On 24 April 2015, the Dutch-speaking Commercial Court of Brussels dismissed a claim for damages filed by the Belgian State, the Buildings Public Authority, the Flemish Community and the Flemish Region against the members of the lifts and escalators cartel. The cartel members had been fined by the European Commission on 21 February 2007.
The Belgian authorities’ lawsuit closely followed the action for damages filed by the European Union against the members of the same cartel before another chamber of the same Court. This claim was dismissed in November 2014 for lack of evidence (an appeal against this judgment is currently pending), and it seems that the Belgian authorities’ lawsuit stumbled over the same hurdle.
The Court first recalled that, pursuant to Article 1382 of the Belgian Civil Code, an action for damages requires the proof of: (i) misconduct; (ii) harm; and (iii) a causal link between the two.
Turning on the issue of misconduct, the Court acknowledged that the European Commission established, in its 2007 decision, the existence of misconduct in the form of a market-allocation cartel. However, the Court noted that market-allocation practices differ from price-fixing practices and that the European Commission decision did not prove the existence of misconduct consisting in price overcharges on the Belgian market.
In addition, the Court reiterated that the claimants had to prove the existence of the harm suffered and a causal link between the anti-competitive practices and the harm in order to obtain compensation. More specifically, the Court noted that, since EU Directive 2014/104/EU on antitrust damages actions is not yet applicable under Belgian law, there is no presumption that cartels cause harm (see VBB on Competition Law, Volume 2014, No. 11, available at www.vbb.com).
The Court made it clear that, in order to meet the criteria set out in Article 1382 of the Belgian Civil Code, the harm must be certain, i.e., “highly probable”. The Court found, however, that the claims did not meet this standard of proof.
In particular, the Court noted that the European Commission’s Practical Guide quantifying harm in actions for damages based on breaches of Article 101 or 102 of TFEU, which was used as evidence of the claimants’ harm, was based on a 2009 Oxera report which contradicted the claimants’ position since it confirmed that, in market-allocation cases, non-cartel members present on the market could exert a competitive pressure on prices. Foreign case law was not considered conclusive either as it concerned different cases, some regarding price-fixing cartels rather than market-allocation ones. The Court also criticised the fact that the invoices submitted by the claimants were not clearly linked to the 29 contracts allegedly affected by the cartel, and highlighted that non-cartelist suppliers, which had “important and significant market shares in Belgium” in 2003, also won calls for tenders, which placed the cartelists’ prices under competitive pressure.

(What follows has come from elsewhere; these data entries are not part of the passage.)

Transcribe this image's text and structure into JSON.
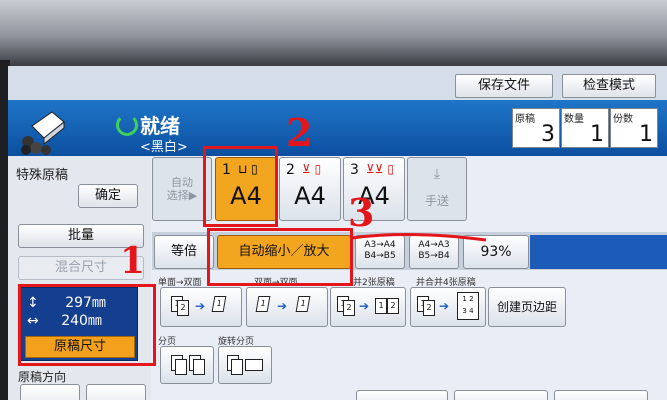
{
  "header": {
    "saved_files": "保存文件",
    "check_mode": "检查模式",
    "status": "就绪",
    "mode": "<黑白>"
  },
  "counters": [
    {
      "label": "原稿",
      "value": "3"
    },
    {
      "label": "数量",
      "value": "1"
    },
    {
      "label": "份数",
      "value": "1"
    }
  ],
  "left": {
    "special_original": "特殊原稿",
    "confirm": "确定",
    "batch": "批量",
    "mixed_size": "混合尺寸",
    "size_height": "297㎜",
    "size_width": "240㎜",
    "original_size": "原稿尺寸",
    "original_direction": "原稿方向"
  },
  "paper": {
    "auto": "自动\n选择▶",
    "trays": [
      {
        "num": "1",
        "size": "A4"
      },
      {
        "num": "2",
        "size": "A4"
      },
      {
        "num": "3",
        "size": "A4"
      }
    ],
    "bypass": "手送"
  },
  "zoom": {
    "same": "等倍",
    "auto_zoom": "自动缩小／放大",
    "preset1_line1": "A3→A4",
    "preset1_line2": "B4→B5",
    "preset2_line1": "A4→A3",
    "preset2_line2": "B5→B4",
    "percent": "93%"
  },
  "duplex": {
    "label_single_double": "单面→双面",
    "label_double_double": "双面→双面",
    "label_merge2": "并2张原稿",
    "label_merge4": "并合并4张原稿",
    "create_margin": "创建页边距"
  },
  "sort": {
    "label_sort": "分页",
    "label_rotate": "旋转分页"
  },
  "annotations": [
    "2",
    "3",
    "1"
  ],
  "colors": {
    "accent": "#f2a51f",
    "header_blue": "#0c4fa0",
    "annotation": "#e3161b"
  }
}
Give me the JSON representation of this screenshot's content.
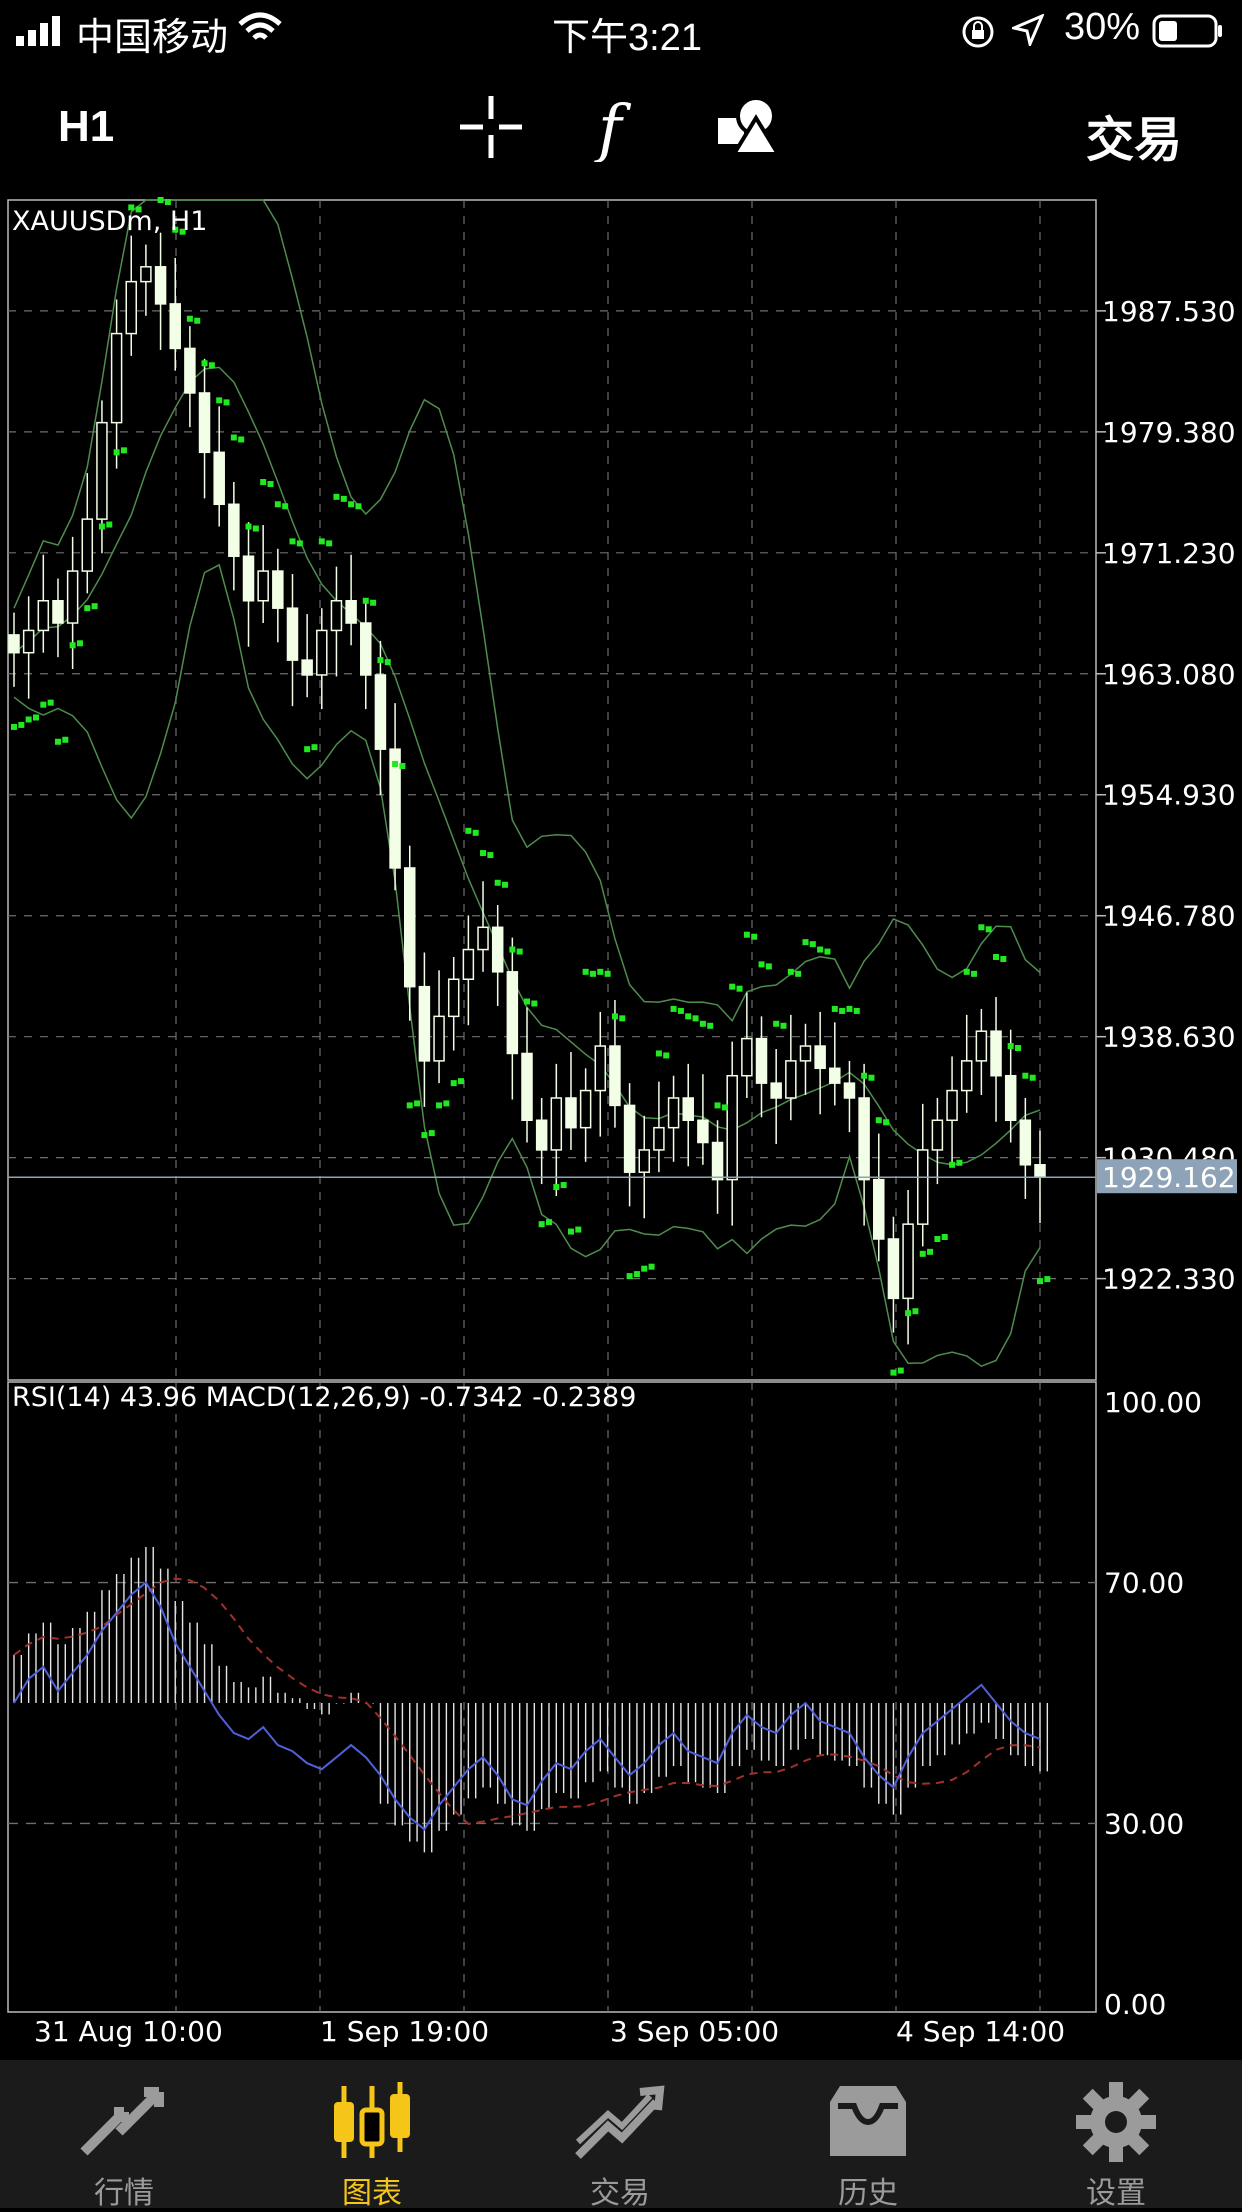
{
  "status_bar": {
    "carrier": "中国移动",
    "time": "下午3:21",
    "battery": "30%"
  },
  "toolbar": {
    "timeframe": "H1",
    "trade_label": "交易",
    "icons": [
      "crosshair-icon",
      "function-icon",
      "objects-icon"
    ]
  },
  "chart": {
    "symbol_label": "XAUUSDm, H1",
    "current_price": "1929.162",
    "price_ticks": [
      "1987.530",
      "1979.380",
      "1971.230",
      "1963.080",
      "1954.930",
      "1946.780",
      "1938.630",
      "1930.480",
      "1922.330"
    ],
    "indicator_label": "RSI(14) 43.96 MACD(12,26,9) -0.7342 -0.2389",
    "rsi_ticks": [
      "100.00",
      "70.00",
      "30.00",
      "0.00"
    ],
    "time_labels": [
      "31 Aug 10:00",
      "1 Sep 19:00",
      "3 Sep 05:00",
      "4 Sep 14:00"
    ],
    "colors": {
      "background": "#000000",
      "grid": "#6e6e6e",
      "candle": "#f2ffe6",
      "sar": "#22e822",
      "bands": "#4f8c4f",
      "rsi": "#5060d8",
      "macd_signal": "#a0302a",
      "current_price_bg": "#8fa3b8"
    }
  },
  "chart_data": {
    "type": "line",
    "title": "XAUUSDm, H1",
    "ylim": [
      1915.5,
      1995.0
    ],
    "grid": true,
    "x": [
      "31 Aug 10:00",
      "1 Sep 19:00",
      "3 Sep 05:00",
      "4 Sep 14:00"
    ],
    "series": [
      {
        "name": "XAUUSDm",
        "values": [
          1964.5,
          1966.0,
          1968.0,
          1966.5,
          1970.0,
          1973.5,
          1980.0,
          1986.0,
          1989.5,
          1990.5,
          1988.0,
          1985.0,
          1982.0,
          1978.0,
          1974.5,
          1971.0,
          1968.0,
          1970.0,
          1967.5,
          1964.0,
          1963.0,
          1966.0,
          1968.0,
          1966.5,
          1963.0,
          1958.0,
          1950.0,
          1942.0,
          1937.0,
          1940.0,
          1942.5,
          1944.5,
          1946.0,
          1943.0,
          1937.5,
          1933.0,
          1931.0,
          1934.5,
          1932.5,
          1935.0,
          1938.0,
          1934.0,
          1929.5,
          1931.0,
          1932.5,
          1934.5,
          1933.0,
          1931.5,
          1929.0,
          1936.0,
          1938.5,
          1935.5,
          1934.5,
          1937.0,
          1938.0,
          1936.5,
          1935.5,
          1934.5,
          1929.0,
          1925.0,
          1921.0,
          1926.0,
          1931.0,
          1933.0,
          1935.0,
          1937.0,
          1939.0,
          1936.0,
          1933.0,
          1930.0,
          1929.162
        ]
      }
    ],
    "rsi": {
      "name": "RSI(14)",
      "value": 43.96,
      "ylim": [
        0,
        100
      ],
      "levels": [
        70,
        30
      ],
      "values": [
        50,
        54,
        56,
        52,
        55,
        58,
        62,
        65,
        68,
        70,
        66,
        60,
        56,
        52,
        48,
        45,
        44,
        46,
        43,
        42,
        40,
        39,
        41,
        43,
        41,
        38,
        34,
        31,
        29,
        33,
        36,
        39,
        41,
        38,
        34,
        33,
        37,
        40,
        39,
        42,
        44,
        41,
        38,
        40,
        43,
        45,
        42,
        41,
        40,
        45,
        48,
        46,
        45,
        48,
        50,
        47,
        46,
        45,
        41,
        38,
        36,
        41,
        45,
        47,
        49,
        51,
        53,
        50,
        47,
        45,
        44
      ]
    },
    "macd": {
      "name": "MACD(12,26,9)",
      "main": -0.7342,
      "signal": -0.2389
    }
  },
  "tab_bar": {
    "items": [
      {
        "label": "行情",
        "icon": "quotes-icon"
      },
      {
        "label": "图表",
        "icon": "chart-icon"
      },
      {
        "label": "交易",
        "icon": "trade-icon"
      },
      {
        "label": "历史",
        "icon": "history-icon"
      },
      {
        "label": "设置",
        "icon": "settings-icon"
      }
    ],
    "active_index": 1,
    "active_color": "#f5c518",
    "inactive_color": "#9b9b9b"
  }
}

Also, the Court observed that the Oxera report of 27 October 2014 entitled “Calculation of the harm caused by the lifts cartel”, on which the claimants based the quantification of their harm, presumed the existence of such harm and did not prove it. In any event, the Court found that this report contained a series of methodological flaws which made it unreliable. These flaws concerned, inter alia: the selection of the contracts allegedly subject to an overcharge; the decision to examine the invoices separately from the contracts; the impossibility to form a view on the size of the sample required to obtain reliable results; the application of a percentage of overcharge to the value of the entire installation (while this percentage is only calculated on the basis of maintenance contracts); and the absence of an inflationary correction mechanism.
Finally, the Court refused to appoint an expert to determine the harm allegedly suffered, since there was no indication that the claimants had actually paid an overcharge due to the existence of the market-allocation cartel.
As a result, the Court dismissed in their entirety the claims of the Belgian State, the Buildings Public Authority, the Flemish Region and the Flemish Community.
Together with the November 2014 judgment dismissing the European Union’s damages claim, this judgment demonstrates that one cannot simply base a claim for damages on a European Commission cartel decision: the claimant must have a strong case showing that the anti-competitive practices constituted a misconduct that actually harmed its interests within the meaning of Article 1382 of the Belgian Civil Code.
To conclude, it should be noted that, once implemented into Belgian law, EU Directive 2014/104/EU on antitrust damages actions will make it easier for future claimants to seek damages, since the Directive creates a (rebuttable) presumption that cartel infringements cause harm. The Directive must be implemented by 27 December 2016 at the latest.